(08-02-2019 04:24 PM)RiceLad15 Wrote: Are there not cases where a doctor prescribes a specific treatment and someone's insurance doesn't cover that treatment?
In a similar vein, there are in/out of network mixups that can create a headache, and it would be nice to find a way to deal with these more effectively. I know that there are situations where people either misunderstand themselves, or are misinformed about who is in/out of network, leading to massive bills that they have to either fight or negotiate down.
OO answered this correctly... the insurance company decided (and you contracted with them) that such things wouldn't be covered ahead of time. If you know you need that, then buy a different policy. If you don't know you need it and ultimately find out you do, how is that any different than a drug company coming up with a new drug that costs $1mm per dose, but cures cancer... and you didn't pay a premium based on some percentage of people needing $1mm... how are they supposed to pay for it?
Insurance is math, not magic. If the standard of care for varicose veins in the legs is to inject saline and close them off, relying on ancillary circulation to manage... and your doctor decides to go outside that standard of care and individually repair all of them... it is likely that they won't be covered, because that is not the currently accepted standard of care.

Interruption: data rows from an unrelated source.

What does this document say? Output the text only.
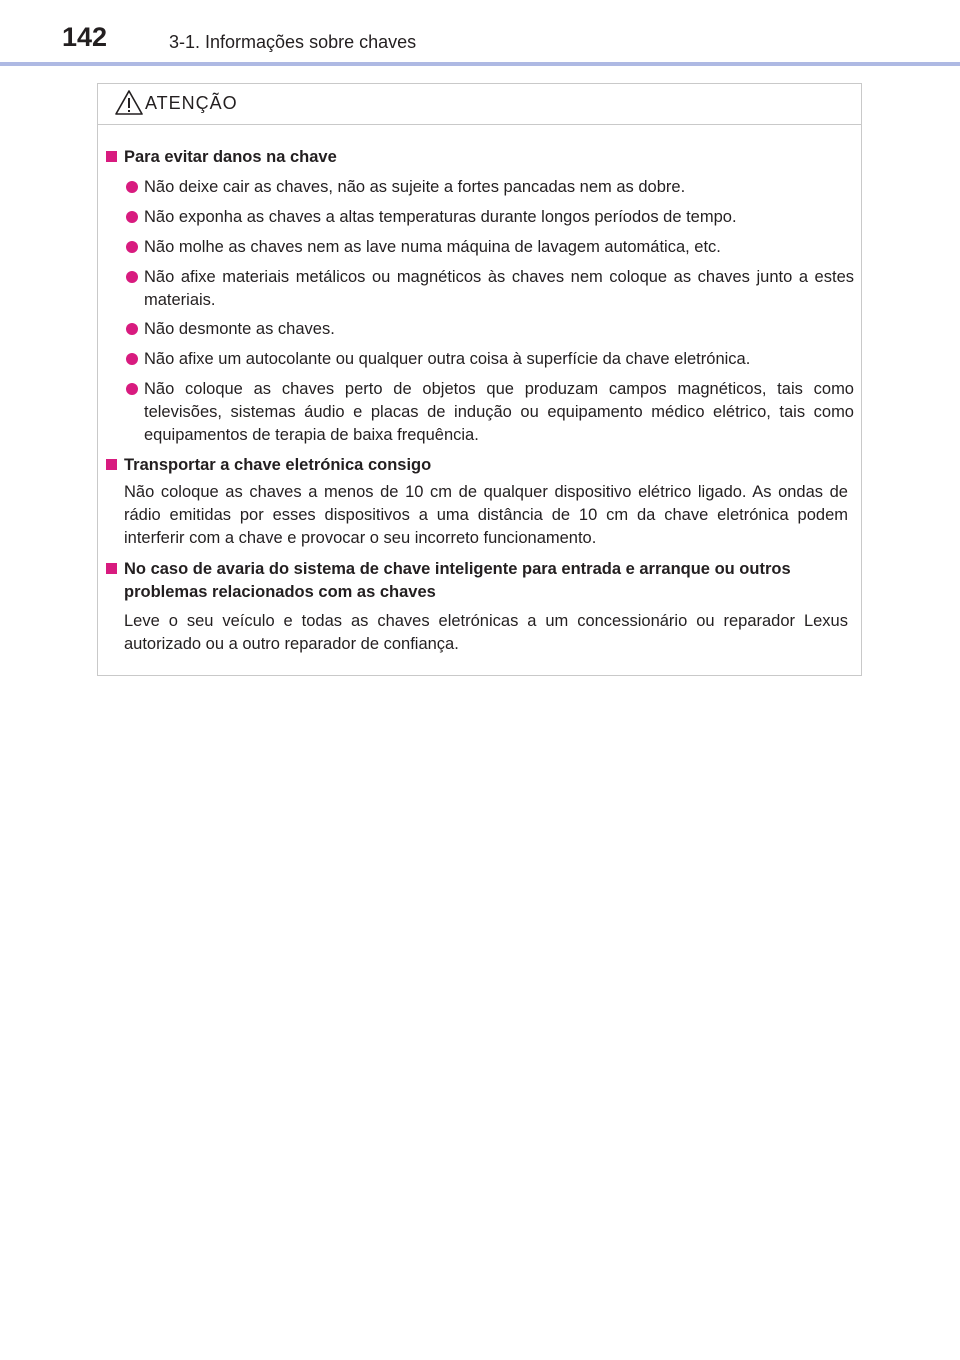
142	3-1. Informações sobre chaves
ATENÇÃO
Para evitar danos na chave
Não deixe cair as chaves, não as sujeite a fortes pancadas nem as dobre.
Não exponha as chaves a altas temperaturas durante longos períodos de tempo.
Não molhe as chaves nem as lave numa máquina de lavagem automática, etc.
Não afixe materiais metálicos ou magnéticos às chaves nem coloque as chaves junto a estes materiais.
Não desmonte as chaves.
Não afixe um autocolante ou qualquer outra coisa à superfície da chave eletrónica.
Não coloque as chaves perto de objetos que produzam campos magnéticos, tais como televisões, sistemas áudio e placas de indução ou equipamento médico elétrico, tais como equipamentos de terapia de baixa frequência.
Transportar a chave eletrónica consigo
Não coloque as chaves a menos de 10 cm de qualquer dispositivo elétrico ligado. As ondas de rádio emitidas por esses dispositivos a uma distância de 10 cm da chave eletrónica podem interferir com a chave e provocar o seu incorreto funcionamento.
No caso de avaria do sistema de chave inteligente para entrada e arranque ou outros problemas relacionados com as chaves
Leve o seu veículo e todas as chaves eletrónicas a um concessionário ou reparador Lexus autorizado ou a outro reparador de confiança.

As to in/out of network, that's not the insurers fault. They have a very clear list and you can always call them to verify. If you don't, or your doctor doesn't, how is that THEIR fault?
Doctors offices generally require that you pre-register to make sure of this.
Urgent care or Emergency rooms have systems that do this as well, though they aren't foolproof. I deal with this every day
This isn't in any way the same thing though as insurance denying a claim which was the topic. This is insurance doing exactly what they said they would do. I agree that this can be confusing... so choose an HMO instead where you get no coverage at all out of network... you can only go to a network provider...
I don't really see how that is actually better for you in terms of care, but it certainly solves the issue you have.
The reason for in and out of network providers is that network providers have signed contracts with the insurers to accept a) a fixed amount of money (a stipend) for your care, whether or not you use it and usually also b) pre-set amounts for specific services. Out of network providers haven't been paid the stipend, nor have they agreed to the pre-set amount. Maybe they're the best in the world at what they do and rightfully charge a premium for their services, or have an exceptionally convenient location or hours that costs them more than average, maybe they use more or better staff or offer extra amenities while the insurer pays for an 'average' provider at an 'average' location with 'average' staff and amenities? Or maybe they're just in one area and your policy expects you to be in another.
Insurance is both complex and simple. It's complex in that there are thousands of possibilities for any population, but simple in that all it does is take a list of illnesses and injuries... and the standard of care for each... and the probability that a population will need those services. They calculate the cost to deliver that care and administer the policies, plus a reasonable profit, and then they divide that total by the population size, which determines everyone's premium. It's math.
They do not (generally) accept the risk of new or experimental or 'outside the standard of care' treatments... and if they did, they would charge a higher premium for assuming that risk. Similarly, some don't let you go out of network at all (so they are cheaper)... some let you go out, but pay less when you do... because they've already paid someone to provide at least some of your care, and you decided to use someone else... and SOME (very few these days, almost none) are fee for service... where they pay no stipends... and just 'pay as you go' for your services. These policies are extremely expensive and very rare these days as a result.